Explain the difference between the slopes of two parallel lines and the slope of two perpendicular lines.
parallel lines have the same slope
perpendicular lines in two dimensions have negative inverse slopes
slope b = -1/slope a
The slope of a line is a measure of how steep the line is. It describes the rate at which the line increases or decreases as we move along it.
Two lines are said to be parallel if they never intersect, meaning they do not cross each other at any point. When two lines are parallel, they have the same slope. In other words, the rate of increase or decrease is the same for both lines. To find the slope of a line, you need two points on the line. You can then calculate the difference in the y-coordinates and the difference in the x-coordinates between the two points. The slope is defined as the ratio of the change in the y-coordinates to the change in the x-coordinates.

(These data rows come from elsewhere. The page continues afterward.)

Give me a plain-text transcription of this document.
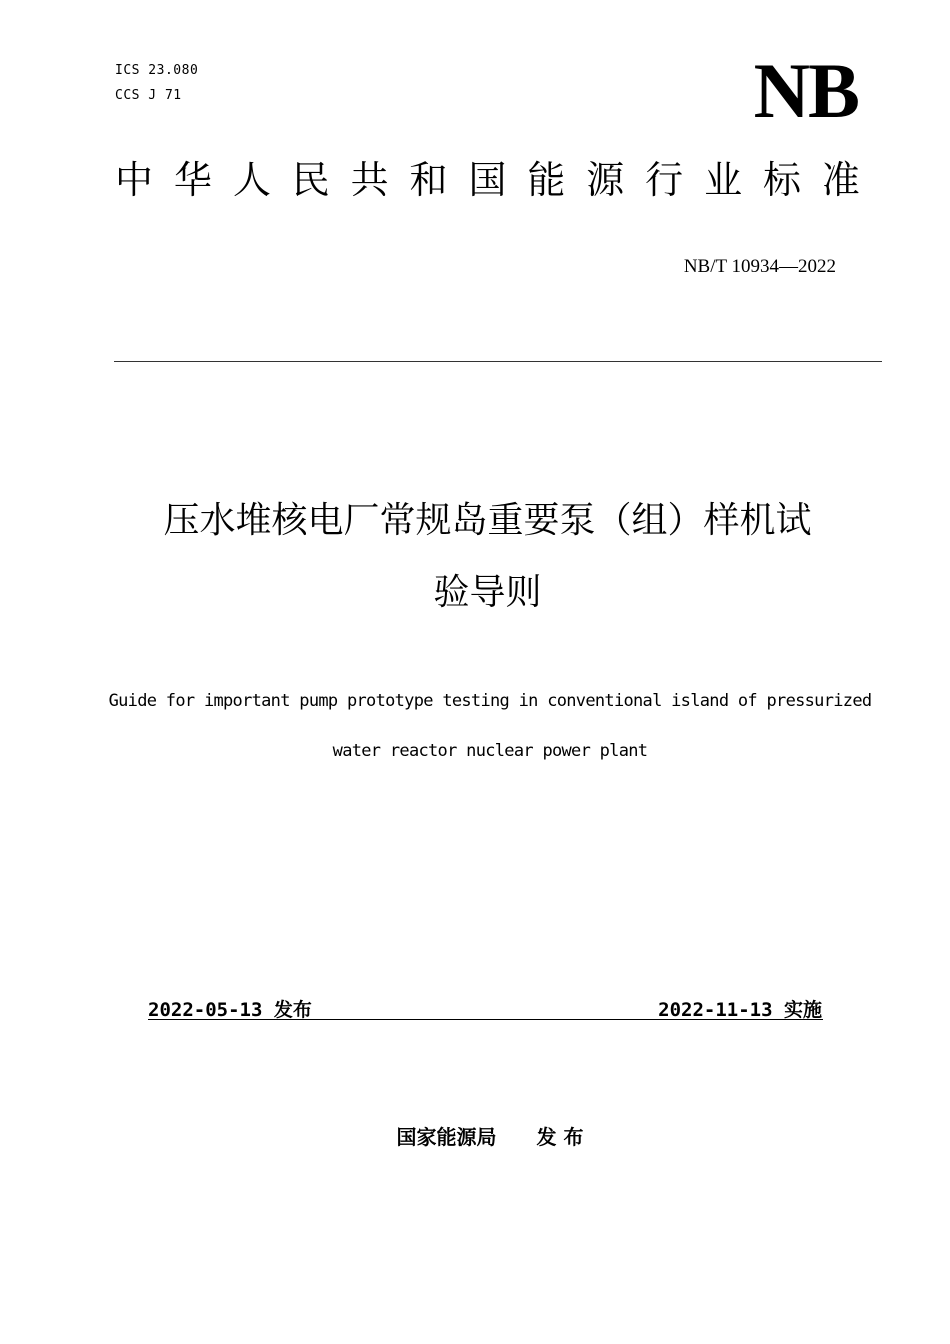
ICS 23.080
CCS J 71	NB
中 华 人 民 共 和 国 能 源 行 业 标 准
NB/T 10934—2022
压水堆核电厂常规岛重要泵（组）样机试
验导则
Guide for important pump prototype testing in conventional island of pressurized
water reactor nuclear power plant
2022-05-13 发布	2022-11-13 实施
国家能源局　　发 布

On the other hand, two lines are said to be perpendicular if they intersect at a right angle, forming a 90-degree angle. The slopes of perpendicular lines are negative reciprocals of each other. In other words, if the slope of one line is m, then the slope of the perpendicular line is -1/m. To find the slope of a line, you again need two points on the line. Once you have the slope, you can find the negative reciprocal by taking its multiplicative inverse and changing the sign.
So, the key difference is that the slopes of parallel lines are equal, while the slopes of perpendicular lines are negative reciprocals of each other. To determine whether two lines are parallel or perpendicular, you can compare their slopes.